Poet prejudices proceedings

Here's a curious article by Richard Ingram's in today's Observer. It starts off ridiculing David Blunkett's poetry (yes, he's a poet now). And ends up exposing the court proceedings of the "ricin conspirators."

'Too much I read of that which I have written and if not written wished I had.' I quote from a newly published poem entitled 'Echo' from the pen of the former Education Secretary and Home Secretary, David Blunkett. The editor of Poetry Review, Ms Fiona Sampson, has explained: 'It is obviously written by someone who is visually impaired because it is about the sound of words.' To any readers who may have been puzzling over what exactly Blunkett was trying to say, Ms Sampson's explanation may come as a welcome aid. Others may unkindly conclude that if Blunkett was a disastrous Home Secretary, then he is an even worse poet. We had yet another reminder of Blunkett's blundering methods in the report of the Kamel Bourgass trial last week when it emerged that the judge hearing the case had written to the Attorney General, Lord Goldsmith, complaining about ministers prejudicing the trial. This followed a public statement by Blunkett claiming that 'al-Qaeda is seen to be and will be demonstrated through our courts to be actually on our doorstep and threatening our lives', a comment which, if it had been made by a newspaper, could well have led to an action for contempt of court, but is apparently permissible in a Home Secretary and amateur poet. As it happens, Blunkett's comment as far as Bourgass is concerned was not only prejudicial but inaccurate, most experts by now being of the opinion that Bourgass was a bit of a loony who posed no real terrorist threat, let alone proving the link between al-Qaeda and Saddam Hussein, as was claimed by the likes of Tony Blair and Colin Powell."
I think that, over this case, seven other men have spent over a year in prison on trumped up charges of some conspiracy or other. The fact that they were found not guilty doesn't seem to have made much of a splash in the newspapers. The fact that the "conspirators" had no ricin hasn't struck anyone in the mainstream media as a bit odd given the trumpeting of the "proof" of an al-Qaida presence in the UK by so many ministers.

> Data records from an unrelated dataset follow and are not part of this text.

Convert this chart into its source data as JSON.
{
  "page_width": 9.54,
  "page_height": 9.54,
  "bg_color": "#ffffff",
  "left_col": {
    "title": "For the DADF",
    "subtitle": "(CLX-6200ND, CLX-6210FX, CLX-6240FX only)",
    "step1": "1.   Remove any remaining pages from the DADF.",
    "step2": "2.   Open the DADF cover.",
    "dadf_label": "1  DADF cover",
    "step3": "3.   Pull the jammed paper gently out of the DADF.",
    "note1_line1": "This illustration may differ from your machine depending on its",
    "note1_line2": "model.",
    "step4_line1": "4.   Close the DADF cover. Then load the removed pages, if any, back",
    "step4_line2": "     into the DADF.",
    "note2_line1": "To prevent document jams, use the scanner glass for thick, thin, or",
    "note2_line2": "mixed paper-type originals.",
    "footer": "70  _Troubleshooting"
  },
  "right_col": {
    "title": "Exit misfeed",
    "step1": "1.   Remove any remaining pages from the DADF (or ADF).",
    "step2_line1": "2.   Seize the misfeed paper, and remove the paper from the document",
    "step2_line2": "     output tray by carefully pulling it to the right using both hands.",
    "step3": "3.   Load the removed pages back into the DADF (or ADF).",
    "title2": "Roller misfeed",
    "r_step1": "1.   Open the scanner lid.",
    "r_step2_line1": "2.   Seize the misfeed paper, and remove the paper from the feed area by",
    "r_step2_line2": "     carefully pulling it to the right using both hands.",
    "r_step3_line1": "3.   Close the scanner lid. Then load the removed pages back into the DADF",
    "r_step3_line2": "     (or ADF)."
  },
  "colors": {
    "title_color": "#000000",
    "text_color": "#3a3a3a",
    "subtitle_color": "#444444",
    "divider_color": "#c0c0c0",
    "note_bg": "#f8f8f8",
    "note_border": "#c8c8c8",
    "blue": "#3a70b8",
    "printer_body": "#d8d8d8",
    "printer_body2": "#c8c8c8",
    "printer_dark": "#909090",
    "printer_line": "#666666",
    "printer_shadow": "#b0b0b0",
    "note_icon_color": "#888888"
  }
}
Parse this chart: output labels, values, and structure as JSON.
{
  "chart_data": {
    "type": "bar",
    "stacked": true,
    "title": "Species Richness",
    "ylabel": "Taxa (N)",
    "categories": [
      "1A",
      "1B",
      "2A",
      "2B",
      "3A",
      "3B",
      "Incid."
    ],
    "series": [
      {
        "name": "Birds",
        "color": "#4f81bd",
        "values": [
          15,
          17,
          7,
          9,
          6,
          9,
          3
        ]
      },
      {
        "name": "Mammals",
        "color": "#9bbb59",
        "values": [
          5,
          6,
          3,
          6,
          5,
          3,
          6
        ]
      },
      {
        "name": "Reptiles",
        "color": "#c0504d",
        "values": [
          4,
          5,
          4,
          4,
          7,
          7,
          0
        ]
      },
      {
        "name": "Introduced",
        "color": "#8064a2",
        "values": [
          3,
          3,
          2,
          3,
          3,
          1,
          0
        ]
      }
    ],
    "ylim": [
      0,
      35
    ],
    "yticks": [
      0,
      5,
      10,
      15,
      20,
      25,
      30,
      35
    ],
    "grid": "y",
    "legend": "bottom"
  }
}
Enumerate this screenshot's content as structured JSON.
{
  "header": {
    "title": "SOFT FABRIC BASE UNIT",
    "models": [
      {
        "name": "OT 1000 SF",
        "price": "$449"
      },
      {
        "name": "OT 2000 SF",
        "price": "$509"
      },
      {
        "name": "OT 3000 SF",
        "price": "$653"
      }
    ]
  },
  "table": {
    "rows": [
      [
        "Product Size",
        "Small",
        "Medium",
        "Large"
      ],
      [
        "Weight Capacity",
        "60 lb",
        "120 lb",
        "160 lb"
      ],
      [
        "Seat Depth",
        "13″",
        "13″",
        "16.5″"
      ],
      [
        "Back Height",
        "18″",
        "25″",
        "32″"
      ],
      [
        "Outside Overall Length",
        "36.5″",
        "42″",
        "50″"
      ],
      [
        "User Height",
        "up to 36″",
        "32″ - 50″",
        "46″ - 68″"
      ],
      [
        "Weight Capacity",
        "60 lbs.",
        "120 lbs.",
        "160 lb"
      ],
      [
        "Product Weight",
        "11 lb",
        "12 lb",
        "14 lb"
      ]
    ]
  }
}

The main coverage has focused on the fact that the one man found guilty of anything (murdering a police officer) was a failed asylum seeker. When it hasn't focused on that it has been suggesting that "terror" legislation isn't tight enough. The idea of such legislation is supposed to be to prevent terrorism, not put innocent people away and then on show trial to justify the war in Iraq. There must be more thorough coverage of this case in the serious media but I haven't seen it yet.